Alicia Gaines: Zurück zum Selbst

Man trifft ja hierzulande leider immer noch Unbelehrbare, die meinen, sie müssten unter den gänzlich ungerechtfertigten Einschränkungen des öffentlichen Lebens unvorstellbar leiden. Hier empfiehlt sich ein kurzer Blick in die USA, um sich zu vergegenwärtigen, wieviel unermessliches Leid von einem Menschen angerichtet werden kann, der sich allen wissenschaftlichen Ratschlägen verweigerte und seine Landsleute davon überzeugen wollte, dieses Virus werde sich von einem Moment auf den anderen einfach so in Luft auflösen. Dass seine Zeit abgelaufen scheint, ist da wahrlich nur ein schwacher Trost. Chicago im Staate Illinois belegt zwar auf der traurigen Hitliste der am stärksten von der Krise betroffenen amerikanischen Großstädte keine führende Platzierung, doch auch in Windy City wütet die Pandemie ausreichend schlimm, auch hier regieren seit langem schon Angst und Misstrauen, bestimmen Quarantäne und Lockdown einmal mehr die Tagesordnung.
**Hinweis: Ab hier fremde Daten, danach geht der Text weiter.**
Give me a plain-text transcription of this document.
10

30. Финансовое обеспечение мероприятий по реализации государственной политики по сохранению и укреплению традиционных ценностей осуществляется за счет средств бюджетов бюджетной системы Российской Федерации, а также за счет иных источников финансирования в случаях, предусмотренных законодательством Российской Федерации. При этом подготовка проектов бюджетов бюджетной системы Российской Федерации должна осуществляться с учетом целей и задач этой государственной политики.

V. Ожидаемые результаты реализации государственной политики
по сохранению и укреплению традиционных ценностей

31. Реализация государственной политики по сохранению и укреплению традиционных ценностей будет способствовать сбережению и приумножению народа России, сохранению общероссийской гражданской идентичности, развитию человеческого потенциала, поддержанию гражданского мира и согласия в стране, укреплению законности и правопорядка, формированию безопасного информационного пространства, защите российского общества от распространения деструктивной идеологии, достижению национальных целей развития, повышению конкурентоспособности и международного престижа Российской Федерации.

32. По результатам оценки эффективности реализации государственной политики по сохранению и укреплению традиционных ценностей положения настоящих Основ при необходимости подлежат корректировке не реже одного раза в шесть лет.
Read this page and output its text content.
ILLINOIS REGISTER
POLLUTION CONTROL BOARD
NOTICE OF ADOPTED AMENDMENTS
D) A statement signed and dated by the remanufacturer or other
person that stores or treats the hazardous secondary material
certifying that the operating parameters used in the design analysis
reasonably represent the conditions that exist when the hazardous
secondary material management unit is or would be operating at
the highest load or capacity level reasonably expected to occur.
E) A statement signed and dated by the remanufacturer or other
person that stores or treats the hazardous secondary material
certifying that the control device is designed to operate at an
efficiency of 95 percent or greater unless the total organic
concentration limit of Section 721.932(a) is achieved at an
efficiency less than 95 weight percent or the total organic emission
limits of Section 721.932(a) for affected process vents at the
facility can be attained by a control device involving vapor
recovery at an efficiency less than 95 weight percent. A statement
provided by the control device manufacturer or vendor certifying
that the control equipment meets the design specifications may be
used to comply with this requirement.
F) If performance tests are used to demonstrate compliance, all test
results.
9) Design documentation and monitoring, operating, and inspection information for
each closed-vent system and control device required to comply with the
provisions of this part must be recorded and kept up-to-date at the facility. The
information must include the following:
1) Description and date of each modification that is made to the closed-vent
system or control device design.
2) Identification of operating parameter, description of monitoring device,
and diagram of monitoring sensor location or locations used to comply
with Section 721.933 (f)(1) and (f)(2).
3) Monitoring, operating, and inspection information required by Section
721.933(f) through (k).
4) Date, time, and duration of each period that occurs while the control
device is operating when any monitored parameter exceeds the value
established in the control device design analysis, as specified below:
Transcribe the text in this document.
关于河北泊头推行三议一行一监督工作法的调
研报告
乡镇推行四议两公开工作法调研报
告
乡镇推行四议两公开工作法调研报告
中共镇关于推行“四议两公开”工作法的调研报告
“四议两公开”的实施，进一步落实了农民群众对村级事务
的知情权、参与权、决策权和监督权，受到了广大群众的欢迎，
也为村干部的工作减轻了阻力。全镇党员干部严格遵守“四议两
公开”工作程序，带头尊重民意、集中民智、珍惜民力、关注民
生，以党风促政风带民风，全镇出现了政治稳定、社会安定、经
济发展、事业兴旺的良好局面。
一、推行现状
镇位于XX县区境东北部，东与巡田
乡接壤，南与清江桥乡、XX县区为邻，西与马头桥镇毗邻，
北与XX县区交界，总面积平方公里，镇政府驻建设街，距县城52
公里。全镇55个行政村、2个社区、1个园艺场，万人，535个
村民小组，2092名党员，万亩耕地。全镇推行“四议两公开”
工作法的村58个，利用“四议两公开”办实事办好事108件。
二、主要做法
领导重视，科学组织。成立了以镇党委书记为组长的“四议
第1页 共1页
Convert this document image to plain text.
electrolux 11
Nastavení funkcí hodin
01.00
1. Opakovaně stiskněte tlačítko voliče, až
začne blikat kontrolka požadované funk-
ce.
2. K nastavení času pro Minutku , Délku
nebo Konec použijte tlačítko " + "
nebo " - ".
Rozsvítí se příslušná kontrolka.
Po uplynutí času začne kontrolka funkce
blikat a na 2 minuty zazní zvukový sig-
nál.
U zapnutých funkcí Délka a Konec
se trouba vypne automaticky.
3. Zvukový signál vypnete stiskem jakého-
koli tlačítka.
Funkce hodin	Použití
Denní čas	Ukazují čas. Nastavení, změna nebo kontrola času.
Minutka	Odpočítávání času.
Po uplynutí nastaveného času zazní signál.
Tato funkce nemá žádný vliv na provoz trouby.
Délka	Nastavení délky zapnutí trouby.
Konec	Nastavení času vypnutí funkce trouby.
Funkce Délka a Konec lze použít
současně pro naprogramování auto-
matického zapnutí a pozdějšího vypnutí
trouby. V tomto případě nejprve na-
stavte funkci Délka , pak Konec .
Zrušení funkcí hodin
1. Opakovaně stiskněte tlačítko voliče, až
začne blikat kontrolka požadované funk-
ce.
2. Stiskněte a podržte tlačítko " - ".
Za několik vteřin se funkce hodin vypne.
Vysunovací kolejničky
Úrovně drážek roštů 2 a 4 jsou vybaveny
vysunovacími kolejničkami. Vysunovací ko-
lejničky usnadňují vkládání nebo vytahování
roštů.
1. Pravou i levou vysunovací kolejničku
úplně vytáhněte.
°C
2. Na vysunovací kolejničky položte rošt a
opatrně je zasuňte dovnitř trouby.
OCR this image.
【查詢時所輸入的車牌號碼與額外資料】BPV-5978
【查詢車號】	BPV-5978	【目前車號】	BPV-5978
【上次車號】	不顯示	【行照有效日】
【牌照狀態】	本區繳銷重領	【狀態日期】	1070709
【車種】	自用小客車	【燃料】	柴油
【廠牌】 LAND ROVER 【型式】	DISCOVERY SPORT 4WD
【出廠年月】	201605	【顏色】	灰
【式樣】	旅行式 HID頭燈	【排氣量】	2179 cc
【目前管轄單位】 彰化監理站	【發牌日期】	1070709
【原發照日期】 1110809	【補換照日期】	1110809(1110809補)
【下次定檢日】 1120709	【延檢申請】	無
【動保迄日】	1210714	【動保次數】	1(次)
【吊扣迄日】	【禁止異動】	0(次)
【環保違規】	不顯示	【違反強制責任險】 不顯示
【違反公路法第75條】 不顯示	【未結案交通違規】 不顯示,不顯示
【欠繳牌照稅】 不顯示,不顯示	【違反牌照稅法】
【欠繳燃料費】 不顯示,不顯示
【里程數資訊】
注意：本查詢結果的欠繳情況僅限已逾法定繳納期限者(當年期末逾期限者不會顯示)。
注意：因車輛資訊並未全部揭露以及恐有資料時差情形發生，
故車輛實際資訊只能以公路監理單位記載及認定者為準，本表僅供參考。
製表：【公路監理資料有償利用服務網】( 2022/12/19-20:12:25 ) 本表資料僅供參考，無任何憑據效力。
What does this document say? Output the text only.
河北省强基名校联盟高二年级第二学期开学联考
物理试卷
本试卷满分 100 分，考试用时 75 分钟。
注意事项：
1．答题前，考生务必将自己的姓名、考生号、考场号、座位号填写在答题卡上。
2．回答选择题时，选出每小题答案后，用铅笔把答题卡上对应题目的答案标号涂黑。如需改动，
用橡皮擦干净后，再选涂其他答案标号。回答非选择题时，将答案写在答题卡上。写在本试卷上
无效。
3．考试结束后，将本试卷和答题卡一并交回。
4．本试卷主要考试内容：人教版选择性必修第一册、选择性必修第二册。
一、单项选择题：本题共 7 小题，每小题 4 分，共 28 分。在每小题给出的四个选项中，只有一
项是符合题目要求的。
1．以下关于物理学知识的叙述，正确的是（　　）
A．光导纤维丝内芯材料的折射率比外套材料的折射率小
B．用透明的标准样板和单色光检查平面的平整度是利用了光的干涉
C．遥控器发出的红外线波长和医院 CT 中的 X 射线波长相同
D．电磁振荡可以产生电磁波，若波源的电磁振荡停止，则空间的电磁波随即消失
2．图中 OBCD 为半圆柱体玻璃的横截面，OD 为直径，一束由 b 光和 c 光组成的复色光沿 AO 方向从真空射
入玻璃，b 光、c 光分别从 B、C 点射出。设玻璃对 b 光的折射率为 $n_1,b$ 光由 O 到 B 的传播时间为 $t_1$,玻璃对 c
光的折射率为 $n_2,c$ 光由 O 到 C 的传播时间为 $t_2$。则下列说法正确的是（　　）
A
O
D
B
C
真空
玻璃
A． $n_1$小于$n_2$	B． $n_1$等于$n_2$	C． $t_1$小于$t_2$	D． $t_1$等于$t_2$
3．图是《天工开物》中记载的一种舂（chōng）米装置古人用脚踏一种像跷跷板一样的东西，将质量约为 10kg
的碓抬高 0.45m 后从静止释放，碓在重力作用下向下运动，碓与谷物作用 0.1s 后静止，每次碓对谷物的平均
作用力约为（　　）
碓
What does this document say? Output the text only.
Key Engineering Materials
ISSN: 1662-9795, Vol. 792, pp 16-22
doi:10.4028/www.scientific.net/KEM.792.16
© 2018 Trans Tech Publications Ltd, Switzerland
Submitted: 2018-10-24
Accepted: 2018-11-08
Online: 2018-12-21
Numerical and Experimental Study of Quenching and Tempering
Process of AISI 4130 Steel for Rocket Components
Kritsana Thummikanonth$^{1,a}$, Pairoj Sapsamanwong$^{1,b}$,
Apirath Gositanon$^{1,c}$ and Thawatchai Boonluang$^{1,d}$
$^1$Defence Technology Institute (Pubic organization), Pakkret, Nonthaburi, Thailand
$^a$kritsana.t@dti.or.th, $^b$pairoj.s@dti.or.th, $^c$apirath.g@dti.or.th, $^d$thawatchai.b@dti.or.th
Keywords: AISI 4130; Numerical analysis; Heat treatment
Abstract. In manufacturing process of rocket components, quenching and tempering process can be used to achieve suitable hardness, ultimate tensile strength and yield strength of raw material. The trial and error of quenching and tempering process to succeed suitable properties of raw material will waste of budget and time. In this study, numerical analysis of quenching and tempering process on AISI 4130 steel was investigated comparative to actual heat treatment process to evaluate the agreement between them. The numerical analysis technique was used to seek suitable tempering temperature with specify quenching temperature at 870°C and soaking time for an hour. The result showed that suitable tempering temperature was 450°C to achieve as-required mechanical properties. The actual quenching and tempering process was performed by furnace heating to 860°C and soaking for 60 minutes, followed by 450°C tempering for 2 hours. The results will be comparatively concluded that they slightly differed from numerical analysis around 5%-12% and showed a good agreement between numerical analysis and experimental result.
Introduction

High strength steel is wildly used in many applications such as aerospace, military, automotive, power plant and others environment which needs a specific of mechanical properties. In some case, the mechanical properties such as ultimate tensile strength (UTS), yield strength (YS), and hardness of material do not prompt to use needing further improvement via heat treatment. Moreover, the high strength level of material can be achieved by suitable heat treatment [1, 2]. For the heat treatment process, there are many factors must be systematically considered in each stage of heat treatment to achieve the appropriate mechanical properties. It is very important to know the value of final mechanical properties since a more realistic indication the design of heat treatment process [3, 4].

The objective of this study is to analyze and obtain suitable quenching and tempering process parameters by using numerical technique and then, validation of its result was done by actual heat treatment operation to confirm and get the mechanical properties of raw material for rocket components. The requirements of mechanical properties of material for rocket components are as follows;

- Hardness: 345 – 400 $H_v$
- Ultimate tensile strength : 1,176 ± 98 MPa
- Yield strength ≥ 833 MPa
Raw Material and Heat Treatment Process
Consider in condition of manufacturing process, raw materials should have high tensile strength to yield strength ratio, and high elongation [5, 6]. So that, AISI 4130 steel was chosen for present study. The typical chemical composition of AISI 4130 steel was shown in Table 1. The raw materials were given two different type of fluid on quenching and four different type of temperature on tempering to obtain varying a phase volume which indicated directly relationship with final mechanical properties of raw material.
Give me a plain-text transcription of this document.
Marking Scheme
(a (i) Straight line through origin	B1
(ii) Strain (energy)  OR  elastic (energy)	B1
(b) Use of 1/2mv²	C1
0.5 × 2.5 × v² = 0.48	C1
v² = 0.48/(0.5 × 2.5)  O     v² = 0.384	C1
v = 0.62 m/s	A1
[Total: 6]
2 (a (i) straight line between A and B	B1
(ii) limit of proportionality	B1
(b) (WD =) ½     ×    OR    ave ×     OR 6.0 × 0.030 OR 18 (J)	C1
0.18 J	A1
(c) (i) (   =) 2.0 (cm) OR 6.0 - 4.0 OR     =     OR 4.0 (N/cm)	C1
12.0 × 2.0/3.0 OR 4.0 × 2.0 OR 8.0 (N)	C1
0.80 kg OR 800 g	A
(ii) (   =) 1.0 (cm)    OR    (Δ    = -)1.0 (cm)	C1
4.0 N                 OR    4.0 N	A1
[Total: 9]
Schlimm für die Ärmsten und die Schwächsten, wozu, das machte kürzlich Chicagos Bürgermeisterin Lauri Lightfoot schmerzlich öffentlich deutlich, vor allem die schwarze Bevölkerung gehört. Unangenehm nicht zuletzt auch für Künstler*innen, denen fast das komplette Betätigungsfeld genommen ist. Erfreulich deshalb, dass Alicia Gaines, Bassistin der Band Ganser - in diesem Jahr mit dem tollen Album "Just Look At That Sky" (Felte Records) - trotzdem Zeit und Muße hatte, uns ein paar ihrer diesjährigen Favoriten näherzubringen und mit entsprechenden Kommentaren zu versehen. Gaines, die sich auch als Graphikdesignerin einen Namen gemacht hat, ist weit davon entfernt, nur im eigenen Art-Rock/Post-Punk-Garten zu wildern und um lohnende Tipps in Sachen Musik ohnehin nie verlegen (erst kürzlich kam sie mit dem furiosen Debüt der britischen Fusion-Jazz-Legenden This Heat aus dem Jahr 1979 um die Ecke). Und so erwarten uns auch hier eine Reihe von Überraschungen...

Fiona Apple
"Fetch The Bolt Cutters"

"Ich glaube, dieses Album hat die Menschen so intensiv angesprochen, weil es wirklich unter die Haut geht. Indem Apple in einige der tiefsten, unruhigsten Ecken ihres Geistes schaut, schaut sie auch in unsere. Die Themen dieser Platte sind so persönlich, dass sie eine Art kollektives, unterbewusstes Meer von Bedürfnissen erreichen, die wir alle teilen. Es gibt einen raffinierten Trick in ihrem bekenntnishaften Stil, der mich nach vorne bringt, mich aber genauso unruhig zurücklässt wie dieses Werk. So nah wir dem, was in Fiona Apples Kopf vor sich geht, mit dieser Musik zu kommen glauben, wir werden sie nie so klar sehen, wie sie sich selbst sieht."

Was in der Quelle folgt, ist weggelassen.